Inside these wrapper functions the global variable `sfcontext' will be 
set to a vlue indicating the circumstances under which the shell
function was called. It can have any of the following values:

  - SFC_DIRECT:   the function was invoked directly by the user
  - SFC_SIGNAL:   the function was invoked as a signal handler
  - SFC_HOOK:     the function was automatically invoked as one of the
                  special functions known by the shell (like `chpwd')
  - SFC_WIDGET:   the function was called from the zsh line editor as a
                  user-defined widget
  - SFC_COMPLETE: the function was called from the completion code
                  (e.g. with `compctl -K func')

If a module invokes a shell function (e.g. as a hook function), the
value of this variable should only be changed temporarily and restored
to its previous value after the shell function has finished.

There is a problem when the user tries to unload a module that has
defined wrappers from a shell function. In this case the module can't
be unloaded immediately since the wrapper function is still on the
call stack. The zsh code delays unloading modules until all wrappers
from them have finished. To hide this from the user, the module's
cleanup function is run immediatly so that all builtins, condition
codes, and wrapper function defined by the module are
de-registered. But if there is some module-global state that has to be 
finalized (e.g. some memory that has to be freed) and that is used by
the wrapper functions finalizing this data in the cleanup function
won't work.
This is why ther are two functions each for the initialization and
finalization of modules. The `boot'- and `cleanup'-functions are run
whenever the user calls `zmodload' or `zmodload -u' and should only
register or de-register the module's interface that is visible to the
user. Anything else should be done in the `setup'- and
`finish'-functions. Otherwise modules that other modules depend upon
may destroy their state too early and wrapper functions in the latter
modules may stop working since the state they use is already destroyed.

Documentation
-------------

* Edit only the .yo files.  All other formats (man pages, TeXinfo, HTML,
  etc.) are automatically generated from the yodl source.

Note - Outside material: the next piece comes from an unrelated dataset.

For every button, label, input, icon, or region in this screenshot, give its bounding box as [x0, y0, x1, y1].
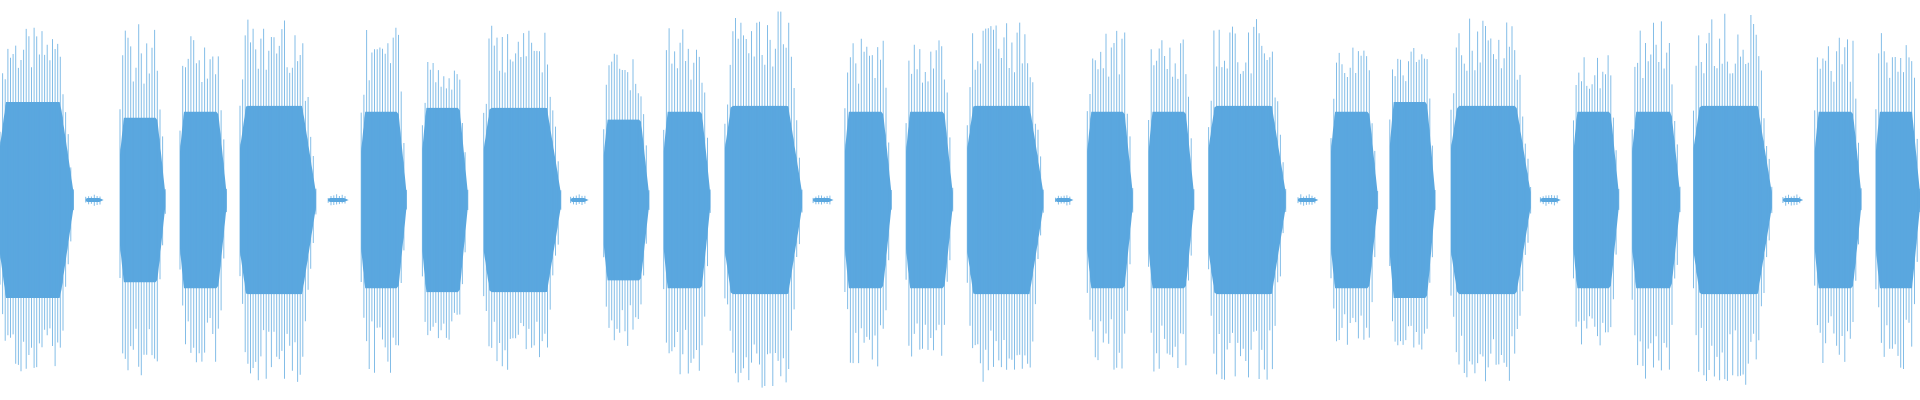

* Always use the correct markup.  em() is used for emphasis, and bf()
  for citations.  tt() marks text that is literal input to or output
  from the shell.  var() marks metasyntactic variables.

* In addition to appropriate markup, always use quotes (`') where
  appropriate.  Specifically, use quotes to mark text that is not a part
  of the actual text of the documentation (i.e., that it is being quoted).
  In principle, all combinations of quotes and markup are possible,
  because the purposes of the two devices are completely orthogonal.
  For example,

      Type `tt(xyzzy)' to let zsh know you have played tt(advent).
      Saying `plugh' aloud doesn't have much effect, however.

  In this case, "zsh" is normal text (a name), "advent" is a command name
  ocurring in the main text, "plugh" is a normal word that is being quoted
  (it's the user that says `plugh', not the documentation), and "xyzzy"
  is some text to be typed literally that is being quoted.